Opiniâtre et méthodique, cela fait maintenant un quart de siècle que Mathieu Pernot laboure le même terrain social, autour des thèmes mitoyens de l’isolement, de l’exclusion et de l’exil, dont le dosage varie au gré âpre des projets. Des corps de réfugiés afghans étendus sous des couvertures dans les rues de Paris aux traces de détenus dans la vétusté de la prison de la Santé abandonnée, via le quotidien prosaïque d’une communauté tsigane arlésienne, les Gorgan, avec qui il a tissé des liens étroits depuis vingt ans, aucun de ses sujets, abordés de front mais avec déférence, ne peut laisser de marbre.

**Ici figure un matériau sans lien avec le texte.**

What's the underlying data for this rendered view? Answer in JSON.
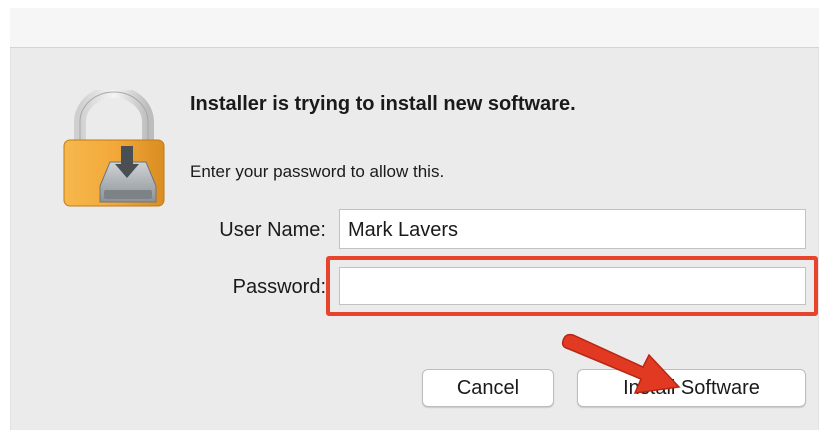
{
  "dialog": {
    "title": "Installer is trying to install new software.",
    "subtitle": "Enter your password to allow this."
  },
  "form": {
    "username_label": "User Name:",
    "username_value": "Mark Lavers",
    "password_label": "Password:",
    "password_value": ""
  },
  "buttons": {
    "cancel_label": "Cancel",
    "install_label": "Install Software"
  },
  "icons": {
    "lock": "lock-install-icon",
    "arrow": "red-arrow-icon"
  },
  "colors": {
    "highlight": "#e8442c",
    "lock_body": "#f0a83a",
    "dialog_bg": "#ebebeb"
  }
}
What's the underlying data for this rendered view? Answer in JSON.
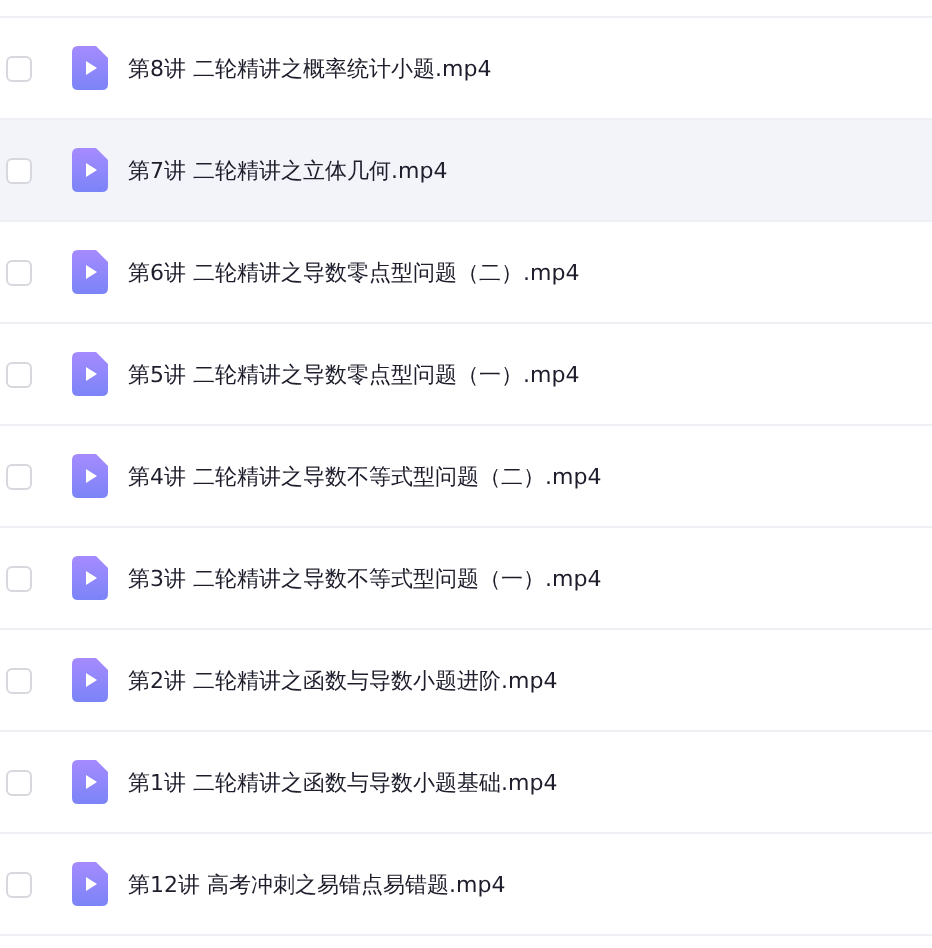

Ainsi en va-t-il de «Something is Happening», qui fait l’objet d’une exposition au Musée juif de Belgique, et d’un livre ayant pour cadre l’île de Lesbos, en Grèce, où le documentariste a scruté l’an dernier la détresse des milliers de miséreux apatrides (Afghans, Syriens, Somaliens, Iraniens…) parqués là, dans l’attente très hypothétique de jours meilleurs sur un continent perdu dans les tergiversations. Retour avec le photographe sur la manière dont il a accosté ce berceau de la mythologie, devenu un pandémonium emblématique des tensions migratoires.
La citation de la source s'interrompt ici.